Thoughts on displaying urls in browsers

August 2019

The Chromium browser recently started displaying addresses in the omnibox in accordance with the Chromium URL display guidelines. The gist of it is to simplify display of URLs by omitting the scheme parts and trivial subdomains like www. This was met with a mixed response ranging from strong support to outrage and outcry.

This is a list of arguments to support this simplification, in addition to the usual security and usability ones. Not only in the context of web browser address bars, but also elsewhere on the web.

Context is usually enough

Context is enough for us to know example.com/page is a webpage. We don't need "https" before it to know that, for the same reasons we don't need a URL scheme for Twitter usernames. @handles are usually enough.

URLs are awkward in right-to-left scripts

Internationalised domain names, as complicated as they are, finally have widespread support.

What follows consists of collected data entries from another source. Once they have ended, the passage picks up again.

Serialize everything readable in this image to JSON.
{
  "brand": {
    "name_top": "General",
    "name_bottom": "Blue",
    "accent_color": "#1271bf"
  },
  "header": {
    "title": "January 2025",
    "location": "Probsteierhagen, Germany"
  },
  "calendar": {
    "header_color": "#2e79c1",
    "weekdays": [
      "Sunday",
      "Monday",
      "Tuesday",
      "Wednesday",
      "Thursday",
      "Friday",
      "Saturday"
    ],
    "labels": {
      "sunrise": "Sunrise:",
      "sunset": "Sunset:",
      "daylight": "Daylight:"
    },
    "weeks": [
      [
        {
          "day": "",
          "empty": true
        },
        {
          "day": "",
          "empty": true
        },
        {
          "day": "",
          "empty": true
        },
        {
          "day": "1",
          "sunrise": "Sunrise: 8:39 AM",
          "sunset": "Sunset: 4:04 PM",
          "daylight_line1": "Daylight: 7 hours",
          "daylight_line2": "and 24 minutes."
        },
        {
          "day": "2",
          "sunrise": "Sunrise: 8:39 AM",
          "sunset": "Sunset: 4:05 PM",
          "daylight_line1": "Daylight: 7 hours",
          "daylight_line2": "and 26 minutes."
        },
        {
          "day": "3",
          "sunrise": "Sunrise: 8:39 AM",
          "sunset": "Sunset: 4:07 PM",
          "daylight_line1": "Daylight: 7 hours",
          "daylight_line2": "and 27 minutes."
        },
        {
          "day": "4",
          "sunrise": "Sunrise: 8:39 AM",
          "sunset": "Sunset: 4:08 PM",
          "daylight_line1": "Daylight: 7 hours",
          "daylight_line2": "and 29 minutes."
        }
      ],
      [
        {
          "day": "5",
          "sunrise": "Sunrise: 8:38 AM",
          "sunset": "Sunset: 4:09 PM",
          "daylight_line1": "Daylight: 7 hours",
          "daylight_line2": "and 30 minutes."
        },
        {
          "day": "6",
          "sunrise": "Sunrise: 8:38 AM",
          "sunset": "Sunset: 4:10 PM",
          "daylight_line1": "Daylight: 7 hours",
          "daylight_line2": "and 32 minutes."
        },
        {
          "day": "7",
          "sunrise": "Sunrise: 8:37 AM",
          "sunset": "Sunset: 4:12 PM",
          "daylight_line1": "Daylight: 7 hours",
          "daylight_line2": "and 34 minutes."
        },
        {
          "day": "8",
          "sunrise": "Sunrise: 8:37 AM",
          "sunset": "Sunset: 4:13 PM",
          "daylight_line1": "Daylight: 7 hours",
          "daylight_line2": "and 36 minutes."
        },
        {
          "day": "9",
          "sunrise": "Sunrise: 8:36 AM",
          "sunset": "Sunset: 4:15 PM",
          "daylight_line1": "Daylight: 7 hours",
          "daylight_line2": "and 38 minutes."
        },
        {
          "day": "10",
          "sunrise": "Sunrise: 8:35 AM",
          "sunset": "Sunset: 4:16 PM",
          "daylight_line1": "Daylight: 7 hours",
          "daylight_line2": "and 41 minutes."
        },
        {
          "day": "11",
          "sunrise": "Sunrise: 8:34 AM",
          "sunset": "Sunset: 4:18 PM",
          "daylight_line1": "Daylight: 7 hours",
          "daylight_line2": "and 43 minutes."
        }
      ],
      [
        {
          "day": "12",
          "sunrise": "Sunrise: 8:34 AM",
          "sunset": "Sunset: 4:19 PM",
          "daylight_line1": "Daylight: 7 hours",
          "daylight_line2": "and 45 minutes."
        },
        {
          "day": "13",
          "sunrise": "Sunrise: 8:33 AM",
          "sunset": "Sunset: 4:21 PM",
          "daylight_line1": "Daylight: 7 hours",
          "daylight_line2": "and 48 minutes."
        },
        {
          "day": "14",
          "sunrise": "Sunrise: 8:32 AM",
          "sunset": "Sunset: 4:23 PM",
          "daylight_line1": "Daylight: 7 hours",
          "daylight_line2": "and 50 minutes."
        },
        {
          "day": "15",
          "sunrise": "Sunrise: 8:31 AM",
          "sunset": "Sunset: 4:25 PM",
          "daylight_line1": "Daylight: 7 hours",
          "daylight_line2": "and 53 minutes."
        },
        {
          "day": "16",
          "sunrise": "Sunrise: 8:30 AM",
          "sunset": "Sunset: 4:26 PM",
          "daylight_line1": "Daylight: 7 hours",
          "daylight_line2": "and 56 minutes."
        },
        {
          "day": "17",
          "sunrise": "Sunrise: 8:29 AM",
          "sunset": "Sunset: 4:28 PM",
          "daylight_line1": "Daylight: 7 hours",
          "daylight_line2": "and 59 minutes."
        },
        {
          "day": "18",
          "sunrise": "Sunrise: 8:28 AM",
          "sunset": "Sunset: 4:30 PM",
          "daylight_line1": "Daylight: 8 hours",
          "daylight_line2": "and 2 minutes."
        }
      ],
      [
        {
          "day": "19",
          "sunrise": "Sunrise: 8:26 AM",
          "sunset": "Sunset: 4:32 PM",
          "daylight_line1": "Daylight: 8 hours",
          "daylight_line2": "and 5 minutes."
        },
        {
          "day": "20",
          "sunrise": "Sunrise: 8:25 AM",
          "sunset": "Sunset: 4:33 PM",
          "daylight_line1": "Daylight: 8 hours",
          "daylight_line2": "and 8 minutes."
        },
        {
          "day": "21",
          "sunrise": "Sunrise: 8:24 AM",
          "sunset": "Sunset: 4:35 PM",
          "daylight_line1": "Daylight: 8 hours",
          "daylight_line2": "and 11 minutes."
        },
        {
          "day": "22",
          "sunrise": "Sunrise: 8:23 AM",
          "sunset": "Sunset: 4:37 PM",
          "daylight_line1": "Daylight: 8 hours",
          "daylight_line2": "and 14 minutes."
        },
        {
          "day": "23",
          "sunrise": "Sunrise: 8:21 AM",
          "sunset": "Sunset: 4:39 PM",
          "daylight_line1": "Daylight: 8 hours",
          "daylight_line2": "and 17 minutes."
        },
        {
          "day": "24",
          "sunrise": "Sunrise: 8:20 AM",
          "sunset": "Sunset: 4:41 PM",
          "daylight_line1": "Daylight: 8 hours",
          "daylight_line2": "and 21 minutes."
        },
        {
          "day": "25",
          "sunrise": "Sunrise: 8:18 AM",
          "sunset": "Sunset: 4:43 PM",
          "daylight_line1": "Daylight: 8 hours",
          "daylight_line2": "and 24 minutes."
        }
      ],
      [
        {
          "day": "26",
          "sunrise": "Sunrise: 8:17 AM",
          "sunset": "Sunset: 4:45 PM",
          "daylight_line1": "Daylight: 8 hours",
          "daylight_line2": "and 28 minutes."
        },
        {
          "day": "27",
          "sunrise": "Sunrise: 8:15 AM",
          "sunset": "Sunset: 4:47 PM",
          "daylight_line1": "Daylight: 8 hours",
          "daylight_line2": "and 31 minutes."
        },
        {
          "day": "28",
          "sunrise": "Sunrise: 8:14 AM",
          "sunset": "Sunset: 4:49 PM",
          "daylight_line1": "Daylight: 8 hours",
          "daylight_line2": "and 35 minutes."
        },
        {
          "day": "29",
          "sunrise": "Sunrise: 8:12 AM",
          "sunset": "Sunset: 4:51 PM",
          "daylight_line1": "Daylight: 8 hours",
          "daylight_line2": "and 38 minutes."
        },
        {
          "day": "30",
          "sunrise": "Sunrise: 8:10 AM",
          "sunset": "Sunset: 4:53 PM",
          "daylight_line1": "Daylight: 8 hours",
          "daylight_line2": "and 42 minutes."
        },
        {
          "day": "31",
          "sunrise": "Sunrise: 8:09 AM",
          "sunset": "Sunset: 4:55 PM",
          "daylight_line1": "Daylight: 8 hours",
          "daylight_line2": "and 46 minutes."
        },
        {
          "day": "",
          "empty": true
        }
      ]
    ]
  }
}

This means we can have web resource addresses comprised entirely of non-ASCII characters. That's great news for the billions of people who use non-Latin alphabet languages, but the string "https://" presents a problem for right to left scripts such as Arabic and Hebrew.

Right-to-left languages are usually rendered using the Unicode bidirectional algorithm. These rules determine the direction in which embedded "runs" of text are rendered as well as the direction of the paragraph they are in. While there are explicit zero-width characters that set this direction, it's almost always implicitly derived from the direction of the characters in the run. In addition to this, different implementations of these rules have many nuanced differences and subtleties.

As a result, the string "http://" for an otherwise Arabic URL is not only inconvenient to type, requiring a keyboard layout change, but it can also affects the direction of the paragraph it's in if it starts with it, and is almost always very frustrating to select and edit.

The scheme part is redundant in browser address boxes

Gone are the days of gopher and ftp. And with h2 & h3 requiring TLS, http URLs' days are numbered. As for file URLs, file paths can be trivially disambiguated from web resources and browsers have always done this. If it begins with ./ or / it's local.

Browsers still support arbitrary schemes in an a tag's href attribute, like tel and mailto. But these are never exposed to the user. In this case it's just an encoding for some information that a machine interprets. If it was another attribute, say "proto", on the same tag, it would make no difference to how any of these work.

The scheme part is ambiguous anyway

What does the scheme part actually mean? It's not very clear cut what goes in there.

Is it the protocols used to fetch a resource? QUIC, h2, and Tor Onion services all use vastly different protocols, at various layers and levels of encapsulation, yet they can all share the https scheme.

Is it the semantics of whatever stack of protocols used add up to? http and https share their semantics but evidently have different URL schemes.

If it's clear enough how to retrieve a resource given its address without the scheme, why hold on to an arbitrary piece of string?